Nobody in his or her right mind will buy health insurance in 2016.
Anyone with a functional cerebrum will pay the tax (or "penalty/tax") until somebody in his or her family get sicks and then he or she will buy insurance.
Obamacare is a stupid Gubmint boondoggle that will accomplish the precise opposite of its stated goals. It will cost gobs of money and it will, result in crappy care, and will reduce coverage rates.
#1 Posted by padikiller, CJR on Tue 17 Jul 2012 at 08:24 AM
It's a subsidy to the political entrepreneurs and other parasites who lobbied for and passed the legislation. To everyone else, it is tyranny. But all Good Journalists will call it a tax or a penalty as they genuflect, kiss the emperor's ring, and hail Our Infallible Black-Robed Deities.

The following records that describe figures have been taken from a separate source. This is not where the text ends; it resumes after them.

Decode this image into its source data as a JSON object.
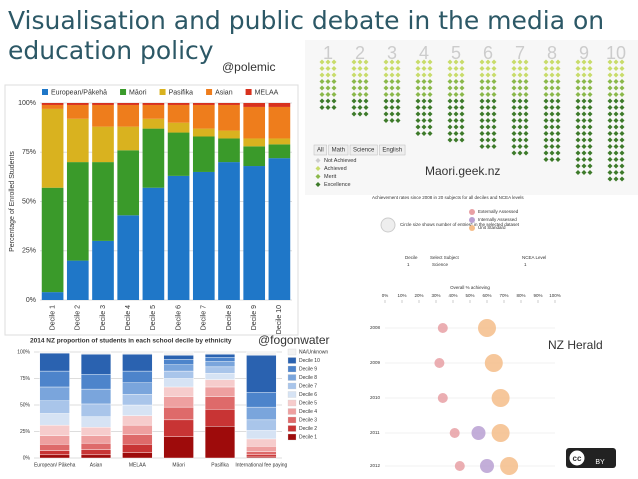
{
  "title": "Visualisation and public debate in the media on education policy",
  "annotations": [
    "@polemic",
    "Maori.geek.nz",
    "@fogonwater",
    "NZ Herald"
  ],
  "license": "BY",
  "geek_panel": {
    "columns": [
      "1",
      "2",
      "3",
      "4",
      "5",
      "6",
      "7",
      "8",
      "9",
      "10"
    ],
    "tabs": [
      "All",
      "Math",
      "Science",
      "English"
    ],
    "legend": [
      "Not Achieved",
      "Achieved",
      "Merit",
      "Excellence"
    ]
  },
  "chart_data": [
    {
      "type": "stacked-bar",
      "y_label": "Percentage of Enrolled Students",
      "categories": [
        "Decile 1",
        "Decile 2",
        "Decile 3",
        "Decile 4",
        "Decile 5",
        "Decile 6",
        "Decile 7",
        "Decile 8",
        "Decile 9",
        "Decile 10"
      ],
      "series": [
        {
          "name": "European/Pākehā",
          "color": "#1f77c8",
          "values": [
            4,
            20,
            30,
            43,
            57,
            63,
            65,
            70,
            68,
            72
          ]
        },
        {
          "name": "Māori",
          "color": "#3a9a2a",
          "values": [
            53,
            50,
            40,
            33,
            30,
            22,
            18,
            12,
            10,
            7
          ]
        },
        {
          "name": "Pasifika",
          "color": "#d9b21f",
          "values": [
            40,
            22,
            18,
            12,
            5,
            5,
            4,
            4,
            4,
            3
          ]
        },
        {
          "name": "Asian",
          "color": "#ee7d1c",
          "values": [
            2,
            7,
            11,
            11,
            7,
            9,
            12,
            13,
            16,
            16
          ]
        },
        {
          "name": "MELAA",
          "color": "#d8321e",
          "values": [
            1,
            1,
            1,
            1,
            1,
            1,
            1,
            1,
            2,
            2
          ]
        }
      ],
      "ylim": [
        0,
        100
      ],
      "yticks": [
        {
          "value": 0,
          "label": "0%"
        },
        {
          "value": 25,
          "label": "25%"
        },
        {
          "value": 50,
          "label": "50%"
        },
        {
          "value": 75,
          "label": "75%"
        },
        {
          "value": 100,
          "label": "100%"
        }
      ],
      "grid": true
    },
    {
      "type": "stacked-bar",
      "title": "2014 NZ proportion of students in each school decile by ethnicity",
      "categories": [
        "European/ Pākeha",
        "Asian",
        "MELAA",
        "Māori",
        "Pasifika",
        "International fee paying"
      ],
      "legend_reversed": true,
      "series": [
        {
          "name": "Decile 1",
          "color": "#9e0b0b",
          "values": [
            3,
            3,
            5,
            20,
            30,
            1
          ]
        },
        {
          "name": "Decile 2",
          "color": "#c83434",
          "values": [
            4,
            5,
            8,
            16,
            16,
            2
          ]
        },
        {
          "name": "Decile 3",
          "color": "#de6a6a",
          "values": [
            6,
            6,
            9,
            12,
            12,
            3
          ]
        },
        {
          "name": "Decile 4",
          "color": "#eea0a0",
          "values": [
            8,
            7,
            9,
            10,
            9,
            5
          ]
        },
        {
          "name": "Decile 5",
          "color": "#f6cccc",
          "values": [
            10,
            8,
            9,
            9,
            7,
            7
          ]
        },
        {
          "name": "Decile 6",
          "color": "#d6e3f4",
          "values": [
            11,
            10,
            10,
            8,
            6,
            8
          ]
        },
        {
          "name": "Decile 7",
          "color": "#a9c5ea",
          "values": [
            12,
            12,
            10,
            7,
            6,
            10
          ]
        },
        {
          "name": "Decile 8",
          "color": "#7aa5dc",
          "values": [
            13,
            14,
            11,
            6,
            5,
            12
          ]
        },
        {
          "name": "Decile 9",
          "color": "#4d84cb",
          "values": [
            15,
            14,
            11,
            5,
            4,
            14
          ]
        },
        {
          "name": "Decile 10",
          "color": "#2a62b0",
          "values": [
            17,
            19,
            16,
            4,
            3,
            35
          ]
        },
        {
          "name": "NA/Unknown",
          "color": "#f2f2f2",
          "values": [
            1,
            2,
            2,
            3,
            2,
            3
          ]
        }
      ],
      "ylim": [
        0,
        100
      ],
      "yticks": [
        {
          "value": 0,
          "label": "0%"
        },
        {
          "value": 25,
          "label": "25%"
        },
        {
          "value": 50,
          "label": "50%"
        },
        {
          "value": 75,
          "label": "75%"
        },
        {
          "value": 100,
          "label": "100%"
        }
      ],
      "grid": true
    },
    {
      "type": "scatter",
      "title": "Achievement rates since 2008 in 20 subjects for all deciles and NCEA levels",
      "note": "Circle size shows number of entries* in the selected dataset",
      "controls": {
        "decile_label": "Decile",
        "decile": "1",
        "subject_label": "Select Subject",
        "subject": "Science",
        "level_label": "NCEA Level",
        "level": "1"
      },
      "x_label": "Overall % achieving",
      "categories": [
        "2008",
        "2009",
        "2010",
        "2011",
        "2012"
      ],
      "series": [
        {
          "name": "Externally Assessed",
          "color": "#e8a0a4",
          "values": [
            34,
            32,
            34,
            41,
            44
          ]
        },
        {
          "name": "Internally Assessed",
          "color": "#b9a0d2",
          "values": [
            null,
            null,
            null,
            55,
            60
          ]
        },
        {
          "name": "Unit Standard",
          "color": "#f5bd8a",
          "values": [
            60,
            64,
            68,
            68,
            73
          ]
        }
      ],
      "xlim": [
        0,
        100
      ],
      "xticks": [
        {
          "value": 0,
          "label": "0%"
        },
        {
          "value": 10,
          "label": "10%"
        },
        {
          "value": 20,
          "label": "20%"
        },
        {
          "value": 30,
          "label": "30%"
        },
        {
          "value": 40,
          "label": "40%"
        },
        {
          "value": 50,
          "label": "50%"
        },
        {
          "value": 60,
          "label": "60%"
        },
        {
          "value": 70,
          "label": "70%"
        },
        {
          "value": 80,
          "label": "80%"
        },
        {
          "value": 90,
          "label": "90%"
        },
        {
          "value": 100,
          "label": "100%"
        }
      ]
    }
  ]
}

#2 Posted by Dan A., CJR on Tue 17 Jul 2012 at 10:14 PM
You seem to think 98% of the population pays full price per person for their health insurance yet anyone working in a company of over 100 employees will have to purchase theirs from the company by monthly deductions as most do now. The poor need the Medicaid in part or full just to be able to see a doctor. The $12,000+ in three years could be raised as well as the price of insurance go down. Much is yet totally unknown. It also depends on whether one's single or has a family of 3 or more children under the age of 18. Also, if you are without insurance and fall down the stairs breaking your leg or you become sick, your cost will total much more than $12,000 that only the uninsured would be required to pay. The rest of us will pay only part or none at all depending on age, income and insurance policy.
If you consider this tyranny wait till you have a car accident, that totals your car and one or more others. You are at fault but you have to pay your own medical bills as a disabled worker with no insurance. Health insurance is not just to cover your medical bills tomorrow but to help you avoid getting ill in the first place. Check ups, shots and some tests may be free at the doctor's office but your insurance indirectly covers them since the doctors are paid for your health care. Besides you are just one of 325 million people in this society of ours and you must pay your part just like everyone else must if they can. Your selfishness tells me a lot about who you care for and it isn't many--hardly one from my view.